To his close friends, he confided that he believed he was “writing a book on economic theory, which will largely revolutionize – not, I suppose, at once but in the course of the next ten years – the way that the world thinks about economic problems.” What this statement lacks in humility, it makes up for in prescience. When published in 1936, the “General Theory” was a success in terms of sales, impact on economic policymakers’ thinking, and catching the general public’s attention. He leveraged the popularity of “The General “Theory” with economists, like-minded politicians, and academics by making speeches, writing articles in widely-read newspapers, and further advocating with less-sympathetic policy-makers.
We are all Keynesians now
While his efforts yielded the adoption of some of his policy prescriptions, Keynes was hobbled for months in 1937 by a chronic health problem, caused by a bacterial infection in his heart that occurred years before.

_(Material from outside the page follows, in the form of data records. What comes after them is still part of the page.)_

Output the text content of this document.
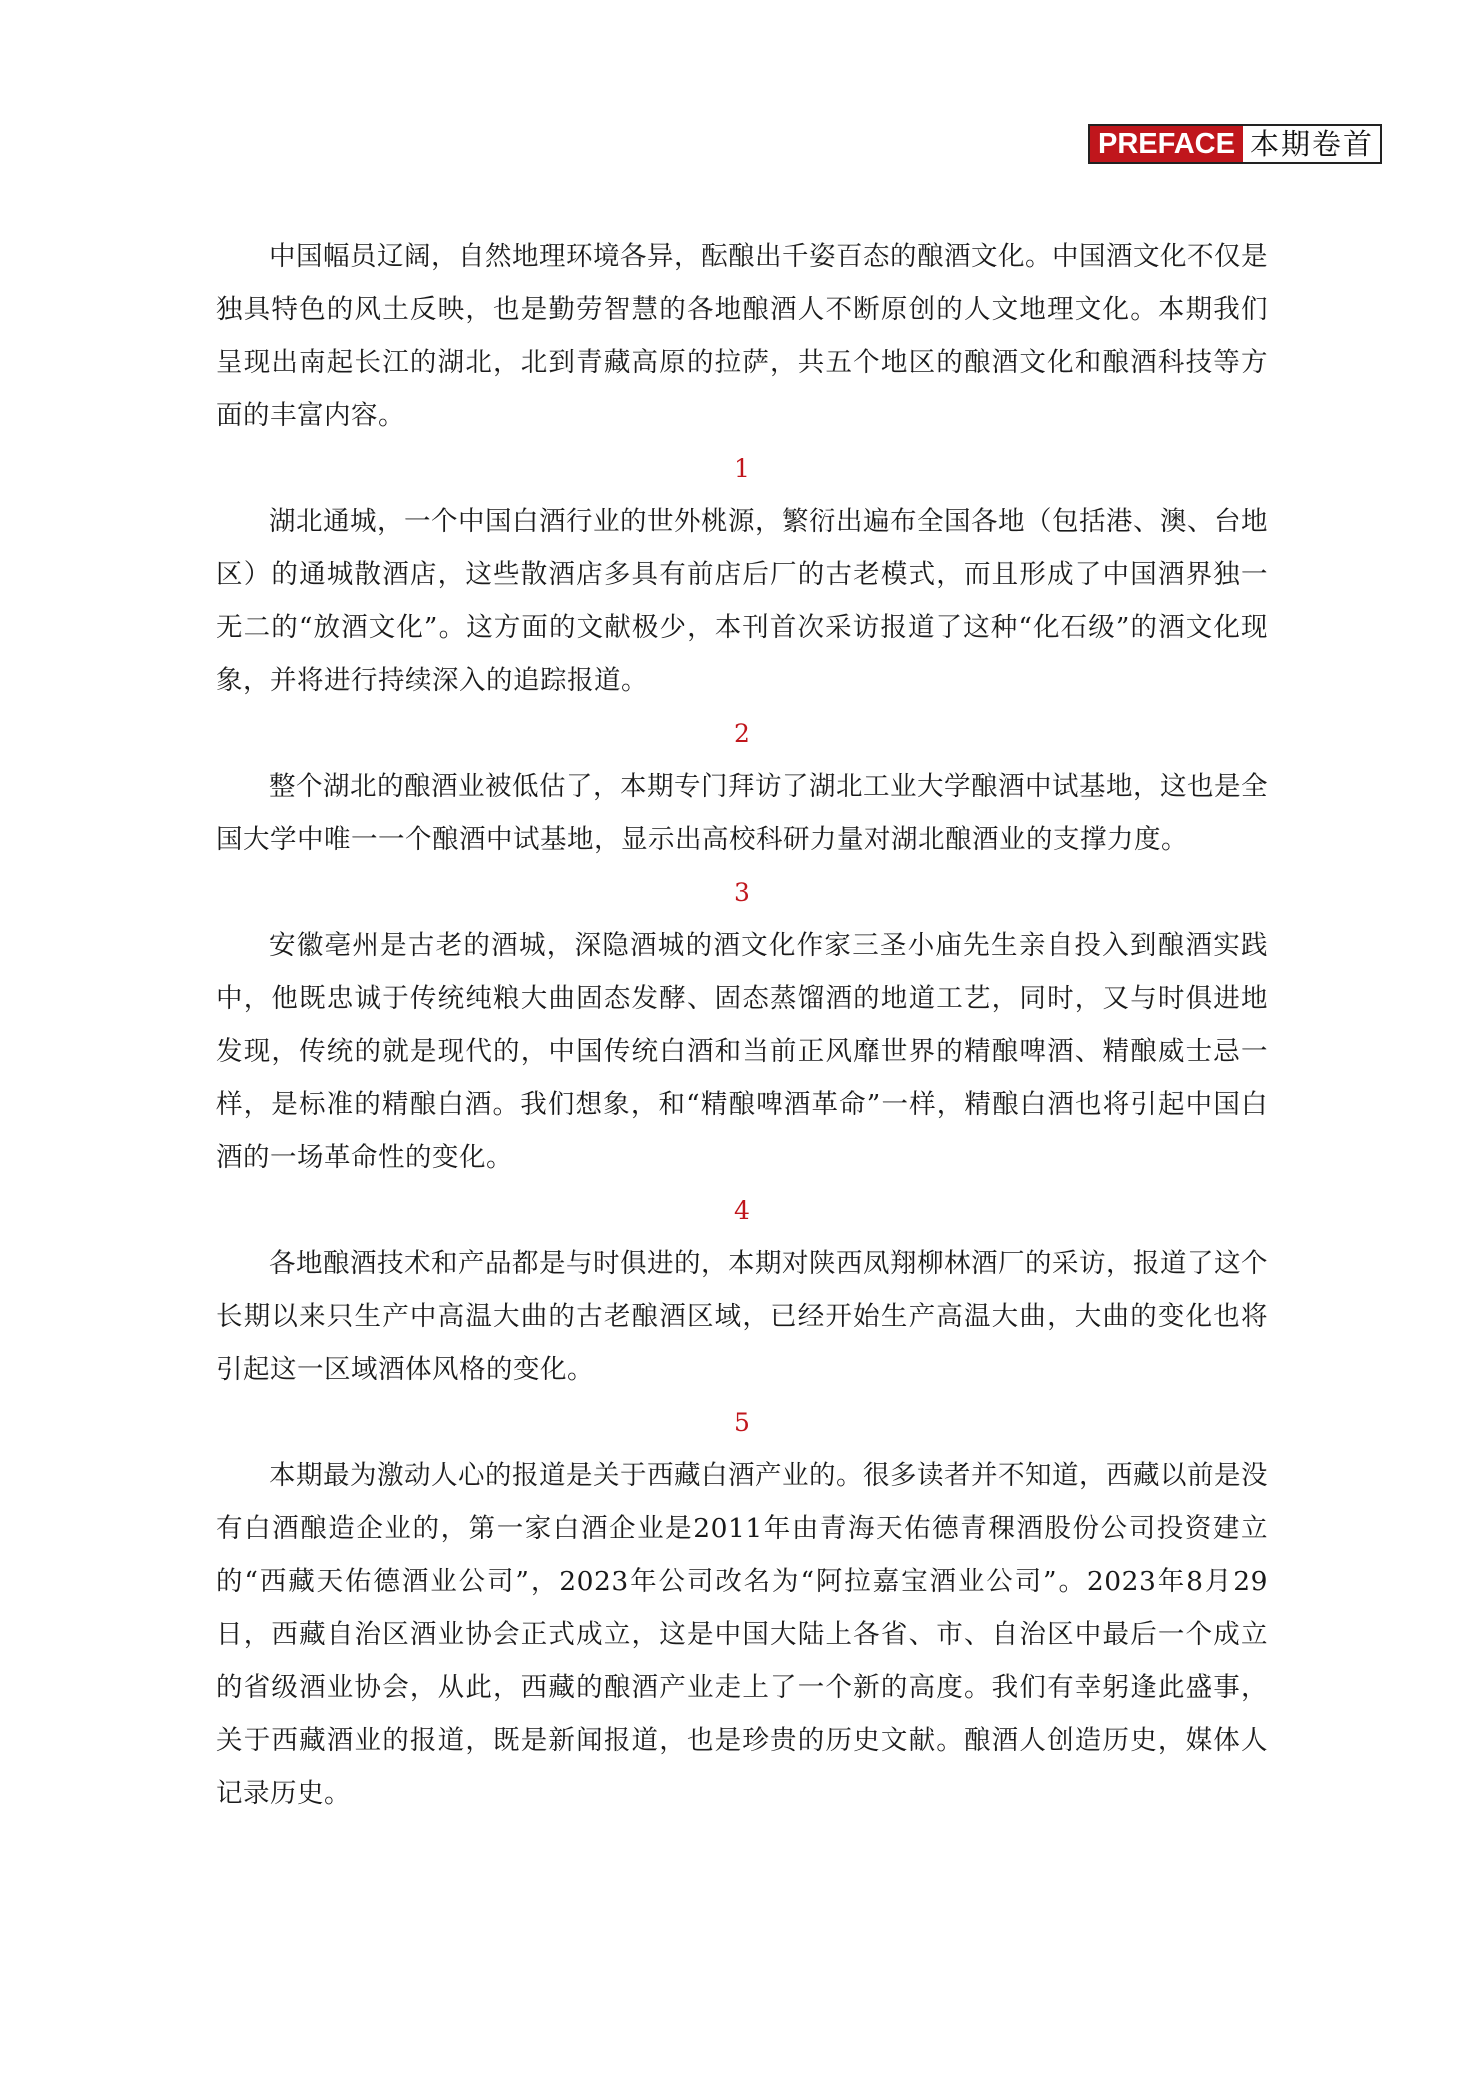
PREFACE 本期卷首

中国幅员辽阔，自然地理环境各异，酝酿出千姿百态的酿酒文化。中国酒文化不仅是独具特色的风土反映，也是勤劳智慧的各地酿酒人不断原创的人文地理文化。本期我们呈现出南起长江的湖北，北到青藏高原的拉萨，共五个地区的酿酒文化和酿酒科技等方面的丰富内容。

1

湖北通城，一个中国白酒行业的世外桃源，繁衍出遍布全国各地（包括港、澳、台地区）的通城散酒店，这些散酒店多具有前店后厂的古老模式，而且形成了中国酒界独一无二的“放酒文化”。这方面的文献极少，本刊首次采访报道了这种“化石级”的酒文化现象，并将进行持续深入的追踪报道。

2

整个湖北的酿酒业被低估了，本期专门拜访了湖北工业大学酿酒中试基地，这也是全国大学中唯一一个酿酒中试基地，显示出高校科研力量对湖北酿酒业的支撑力度。

3

安徽亳州是古老的酒城，深隐酒城的酒文化作家三圣小庙先生亲自投入到酿酒实践中，他既忠诚于传统纯粮大曲固态发酵、固态蒸馏酒的地道工艺，同时，又与时俱进地发现，传统的就是现代的，中国传统白酒和当前正风靡世界的精酿啤酒、精酿威士忌一样，是标准的精酿白酒。我们想象，和“精酿啤酒革命”一样，精酿白酒也将引起中国白酒的一场革命性的变化。

4

各地酿酒技术和产品都是与时俱进的，本期对陕西凤翔柳林酒厂的采访，报道了这个长期以来只生产中高温大曲的古老酿酒区域，已经开始生产高温大曲，大曲的变化也将引起这一区域酒体风格的变化。

5

本期最为激动人心的报道是关于西藏白酒产业的。很多读者并不知道，西藏以前是没有白酒酿造企业的，第一家白酒企业是2011年由青海天佑德青稞酒股份公司投资建立的“西藏天佑德酒业公司”，2023年公司改名为“阿拉嘉宝酒业公司”。2023年8月29日，西藏自治区酒业协会正式成立，这是中国大陆上各省、市、自治区中最后一个成立的省级酒业协会，从此，西藏的酿酒产业走上了一个新的高度。我们有幸躬逢此盛事，关于西藏酒业的报道，既是新闻报道，也是珍贵的历史文献。酿酒人创造历史，媒体人记录历史。
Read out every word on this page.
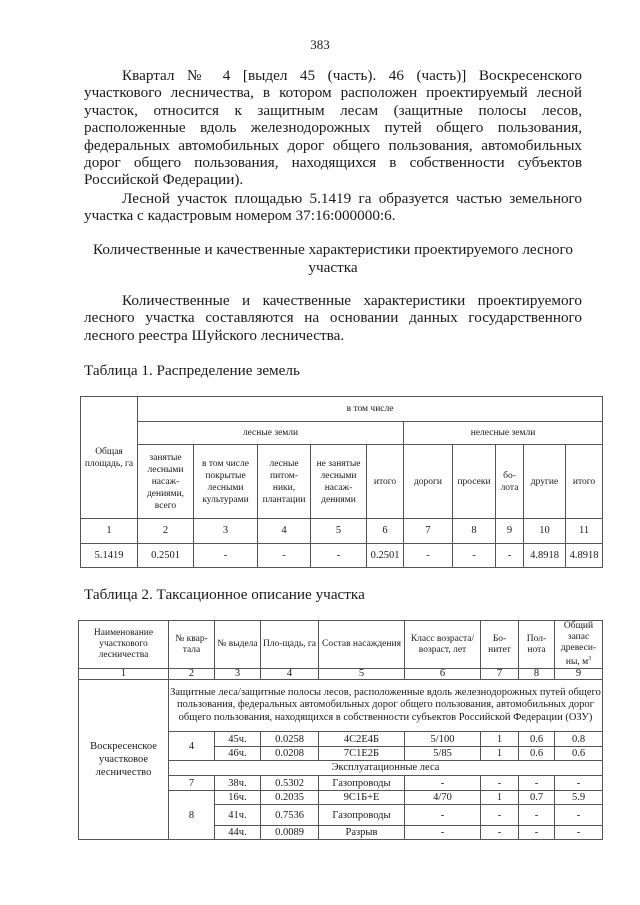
383

Квартал № 4 [выдел 45 (часть). 46 (часть)] Воскресенского участкового лесничества, в котором расположен проектируемый лесной участок, относится к защитным лесам (защитные полосы лесов, расположенные вдоль железнодорожных путей общего пользования, федеральных автомобильных дорог общего пользования, автомобильных дорог общего пользования, находящихся в собственности субъектов Российской Федерации).

Лесной участок площадью 5.1419 га образуется частью земельного участка с кадастровым номером 37:16:000000:6.

Количественные и качественные характеристики проектируемого лесного участка

Количественные и качественные характеристики проектируемого лесного участка составляются на основании данных государственного лесного реестра Шуйского лесничества.

Таблица 1. Распределение земель
Общая площадь, га	в том числе									
	лесные земли					нелесные земли				
	занятые лесными насаж-дениями, всего	в том числе покрытые лесными культурами	лесные питом-ники, плантации	не занятые лесными насаж-дениями	итого	дороги	просеки	бо-лота	другие	итого
1	2	3	4	5	6	7	8	9	10	11
5.1419	0.2501	-	-	-	0.2501	-	-	-	4.8918	4.8918
Таблица 2. Таксационное описание участка
Наименование участкового лесничества	№ квар-тала	№ выдела	Пло-щадь, га	Состав насаждения	Класс возраста/ возраст, лет	Бо-нитет	Пол-нота	Общий запас древеси-ны, $м^3$
1	2	3	4	5	6	7	8	9
Воскресенское участковое лесничество	Защитные леса/защитные полосы лесов, расположенные вдоль железнодорожных путей общего пользования, федеральных автомобильных дорог общего пользования, автомобильных дорог общего пользования, находящихся в собственности субъектов Российской Федерации (ОЗУ)							
	4	45ч.	0.0258	4С2Е4Б	5/100	1	0.6	0.8
		46ч.	0.0208	7С1Е2Б	5/85	1	0.6	0.6
	Эксплуатационные леса							
	7	38ч.	0.5302	Газопроводы	-	-	-	-
	8	16ч.	0.2035	9С1Б+Е	4/70	1	0.7	5.9
		41ч.	0.7536	Газопроводы	-	-	-	-
		44ч.	0.0089	Разрыв	-	-	-	-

Many days Keynes was vivacious and ready to spar, others he had to be nursed to health by his wife. But in writing and in conversations with domestic and international policymakers, Keynes remained a fervent promoter of full employment as a means to mobilize Britain’s (and later America’s) resources to fight Germany during WWII. As both military and economic needs grew as the war escalated, government programs to boost aggregate demand were adapted at an increasing rate in both Britain and later the U.S., with the U.S. mobilization for WWII the most vivid and at-scale example of “Keynesian economics”.
With a booming economy following the war, the tools to smooth the inevitable dips and valleys in economic growth, Keynesian economics gained widespread traction as a prominent school of economic thought. It has remained so (see Nixon, 1971: “We are all Keynesians now.”; see Obama and TARP in 2009), and will continue to remain a dominant school of thought throughout the world, not least, because of the pugnacious genius of its author.